Greg Giusti, University of California Cooperative Extension's director and advisor for forests and wildland ecology in Lake and Mendocino counties, is one of the local officials invited to attend and speak.
Giusti said he has convened a working group of about 15 forestry and resource professionals – including regional foresters, Cal Fire, Natural Resources Conservation Service, local resource conservation districts and large property owners – to begin talking about the reforestation process.
He said the group has met once, and will meet again on Monday morning, which will allow him to have an update at the Monday night meeting.
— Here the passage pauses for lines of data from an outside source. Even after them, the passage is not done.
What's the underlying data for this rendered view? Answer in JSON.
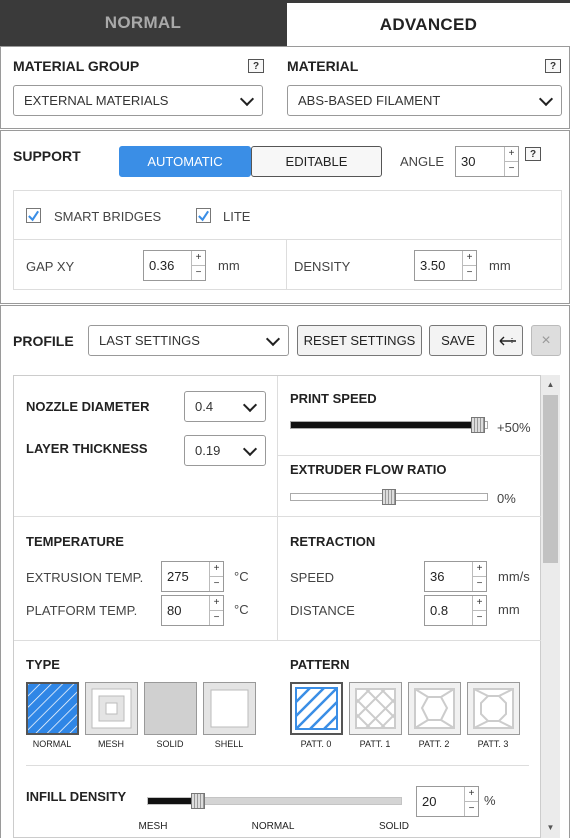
{
  "tabs": {
    "normal": "NORMAL",
    "advanced": "ADVANCED"
  },
  "material": {
    "group_label": "MATERIAL GROUP",
    "group_value": "EXTERNAL MATERIALS",
    "material_label": "MATERIAL",
    "material_value": "ABS-BASED FILAMENT",
    "help": "?"
  },
  "support": {
    "label": "SUPPORT",
    "automatic": "AUTOMATIC",
    "editable": "EDITABLE",
    "angle_label": "ANGLE",
    "angle_value": "30",
    "smart_bridges": "SMART BRIDGES",
    "smart_bridges_checked": true,
    "lite": "LITE",
    "lite_checked": true,
    "gap_xy_label": "GAP XY",
    "gap_xy_value": "0.36",
    "gap_unit": "mm",
    "density_label": "DENSITY",
    "density_value": "3.50",
    "density_unit": "mm",
    "accent": "#3a8ee6"
  },
  "profile": {
    "label": "PROFILE",
    "value": "LAST SETTINGS",
    "reset": "RESET SETTINGS",
    "save": "SAVE",
    "close": "×"
  },
  "settings": {
    "nozzle_label": "NOZZLE DIAMETER",
    "nozzle_value": "0.4",
    "layer_label": "LAYER THICKNESS",
    "layer_value": "0.19",
    "print_speed_label": "PRINT SPEED",
    "print_speed_value": "+50%",
    "print_speed_fraction": 0.99,
    "flow_label": "EXTRUDER FLOW RATIO",
    "flow_value": "0%",
    "flow_fraction": 0.5,
    "temperature_label": "TEMPERATURE",
    "extrusion_label": "EXTRUSION TEMP.",
    "extrusion_value": "275",
    "platform_label": "PLATFORM TEMP.",
    "platform_value": "80",
    "temp_unit": "°C",
    "retraction_label": "RETRACTION",
    "speed_label": "SPEED",
    "speed_value": "36",
    "speed_unit": "mm/s",
    "distance_label": "DISTANCE",
    "distance_value": "0.8",
    "distance_unit": "mm"
  },
  "infill": {
    "type_label": "TYPE",
    "types": [
      "NORMAL",
      "MESH",
      "SOLID",
      "SHELL"
    ],
    "pattern_label": "PATTERN",
    "patterns": [
      "PATT. 0",
      "PATT. 1",
      "PATT. 2",
      "PATT. 3"
    ],
    "density_label": "INFILL DENSITY",
    "density_value": "20",
    "density_unit": "%",
    "density_fraction": 0.2,
    "scale_labels": [
      "MESH",
      "NORMAL",
      "SOLID"
    ]
  }
}
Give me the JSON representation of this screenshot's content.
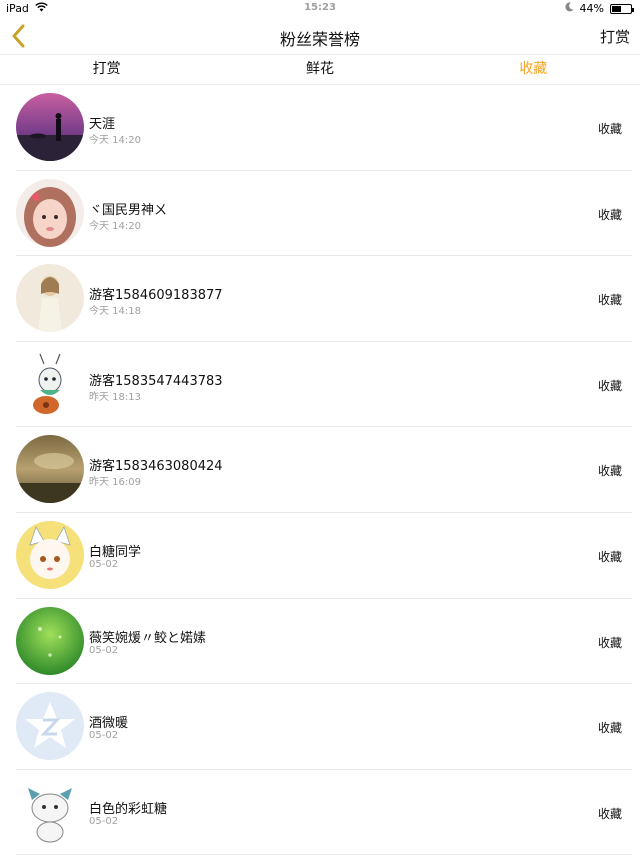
{
  "status_bar": {
    "device": "iPad",
    "time": "15:23",
    "battery": "44%",
    "battery_level": 0.44,
    "icons": [
      "wifi-icon",
      "moon-icon",
      "battery-icon"
    ]
  },
  "nav": {
    "title": "粉丝荣誉榜",
    "right_action": "打赏",
    "back_icon": "chevron-left-icon",
    "accent_color": "#c9a227"
  },
  "tabs": [
    {
      "label": "打赏",
      "active": false
    },
    {
      "label": "鲜花",
      "active": false
    },
    {
      "label": "收藏",
      "active": true
    }
  ],
  "colors": {
    "active_tab": "#f5a623",
    "timestamp": "#a0a0a0",
    "divider": "#e8e8e8"
  },
  "entries": [
    {
      "name": "天涯",
      "time": "今天 14:20",
      "action": "收藏"
    },
    {
      "name": "ヾ国民男神ㄨ",
      "time": "今天 14:20",
      "action": "收藏"
    },
    {
      "name": "游客1584609183877",
      "time": "今天 14:18",
      "action": "收藏"
    },
    {
      "name": "游客1583547443783",
      "time": "昨天 18:13",
      "action": "收藏"
    },
    {
      "name": "游客1583463080424",
      "time": "昨天 16:09",
      "action": "收藏"
    },
    {
      "name": "白糖同学",
      "time": "05-02",
      "action": "收藏"
    },
    {
      "name": "薇笑婉煖〃鲛と婼嫊",
      "time": "05-02",
      "action": "收藏"
    },
    {
      "name": "酒微暖",
      "time": "05-02",
      "action": "收藏"
    },
    {
      "name": "白色的彩虹糖",
      "time": "05-02",
      "action": "收藏"
    }
  ]
}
Giusti said he understands the concerns of community members regarding the removal of trees so soon after the fire.
He said he's contacted Caltrans to suggest that the agencies and utilities removing trees be sensitive to what people are going through in the fire's wake.
While he appreciates the effort to make the area safe after the fire, “It may be prudent to slow down a little bit and to be sensitive,” he said, adding that community members need the chance to breathe.
“I think there needs to be a recognition that people's nerves are raw,” he said, acknowledging the intense visual impact of cutting down trees in the midst of dead and dying trees.
Giusti said many people have asked if Cobb will look the same.
“The reality is, it will be decades before it looks like it did before the fire,” he said.